「G7サミット」で“崖っぷち”の岸田首相は日本国代表として何を語ったのか? 2日間のセッション内容を振り返る
セッション6「AI、エネルギー/アフリカ、地中海」
最後のセッションでは、リードスピーカーとして、ローマ教皇フランシスコが登場し、AIに関して懸念を述べた。ローマ教皇がG7に参加したのは初めてのことで、G7の円卓にあの白い法衣は違和感があったが、すさまじい「存在感」だった。そのスピーチの要旨は以下の通りだ。 「AIの誕生は、複雑で画期的な変革をもたらす真の意味での認知的な産業革命だ。こうした変革は、知識へのアクセスの民主化や科学的調査の飛躍的進歩、求められる苦行の削減といったポジティブな可能性を持つ。その反面、先進国と発展途上国の間の、もしくは支配層と被支配階層の間のさらなる大きな不公正をももたらす。 人間と環境との関係は、常に人間が生み出した道具によって媒介されてきた。
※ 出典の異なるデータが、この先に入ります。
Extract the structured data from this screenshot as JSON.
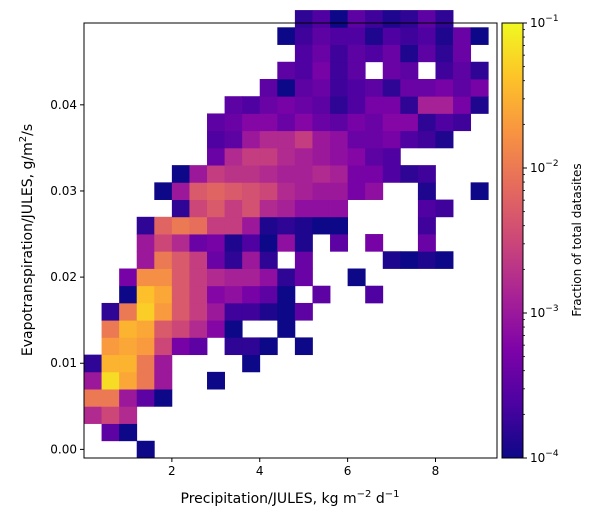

これを弱点、あるいは欠陥と見なす人もいる。しかし、実際には肯定的なものだ。それは、私たちが『自己の外側にあるものに傾倒する』存在であり、『超越したものに対して根本的に開かれている』存在であるという事実に由来する。こうした開放性は、私たちの『テクノ・ヒューマン状態』の根源であり、他者や神に対する開放性の根源であると同時に、私たちの芸術的・知的創造性の根源でもあるのだ。 そうした中、AIは『アルゴリズムによる選択』、つまり明確に定義された基準または統計的推論に基づくいくつかの可能性の中から、技術的な選択を行うことができる。しかし人間は、選ぶだけでなく、心の中で決めることができる。なぜなら、人間には知恵があり、古代ギリシャ人が『フロネシス』(実際的な行動にかかわる知性の一種)と呼んだものを持ち、聖書に耳を傾けることができるからだ。 それゆえ、重要な決定は常に人間に委ねられなければならないということが、非常に重要だ。この原則の例として、人間の介入なしに人間の命を奪うことができる致死的な自律型兵器の開発が挙げられる。それらは最終的には禁止されなければならない。 AIが選択を導き出すために用いるアルゴリズムは、客観的でも中立でもない。例えば、刑務所の受刑者に自宅軟禁を認めるかどうかの判断を裁判官が行うのに役立つように設計されたアルゴリズムがあるとする。これらのプログラムは、犯罪の種類、刑務所での行動、心理的評価、囚人の民族的出自、学歴、信用格付けなどのデータに基づいて選択を行う。 だが人間は常に発展しており、その行動が私たちを驚かせることがある。こうしたことを機械は考慮できない。アルゴリズムが数値で形式化された現実しか調べられないのだ。 現在、多くの学生が学習に、特にエッセイを書くために、AIにますます依存している。 厳密に言えば、いわゆる生成型人工知能(Chat-GPT)は、実際には『生成型』ではない。なぜなら新しい分析や概念を生成するのではなく、探し出すことを繰り返し、それに魅力的な形を与えているだけだからだ。こうしたことは、人間の教育プロセスそのものを損なう危険性がある。 教育は『真の反省』の機会を提供するべきだ。だが、ある概念が絶えず繰り返されるという理由だけで、ますます異議を唱えられなくなる危険性がある。 AIは常に、それを発明し、開発した人々の世界観によって形作られているのだ。この点に関して特に懸念されるのは、今日、社会生活に関する主要な問題について合意を見つけることがますます困難になっていることであり、AIを形作るべき哲学に関するコンセンサスがますます少なくなっていることだ。 それゆえ、必要なのは、文化、宗教、国際機関、大企業から支持を得ることができる一連のグローバルで多元的な原則を持った『アルゴリズム倫理』を発展させていくことなのだ。 もしも私たちが、グローバルな価値観の単一のセットを定義するのに苦労するなら、私たちは少なくとも、どのように生きるかに関するジレンマや対立に対処し、解決するための共通の原則を見出すことが大事だ。 この課題に直面して、私たちは政治的行動が緊急に必要だ。最も多様な分野とスキルが関与する健全な政治だけが、AIの課題と将来性に対処することができるのだ。その目標は、人間の創造性と進歩の理想を抑圧することではなく、むしろそのエネルギーを新しい経路に向けることにある」 まさに、今回のG7サミットの白眉と言えた。もしかしたら、プーリア・サミットに関して、10年後に残っているのは、このフランシスコ教皇の警告だけかもしれない。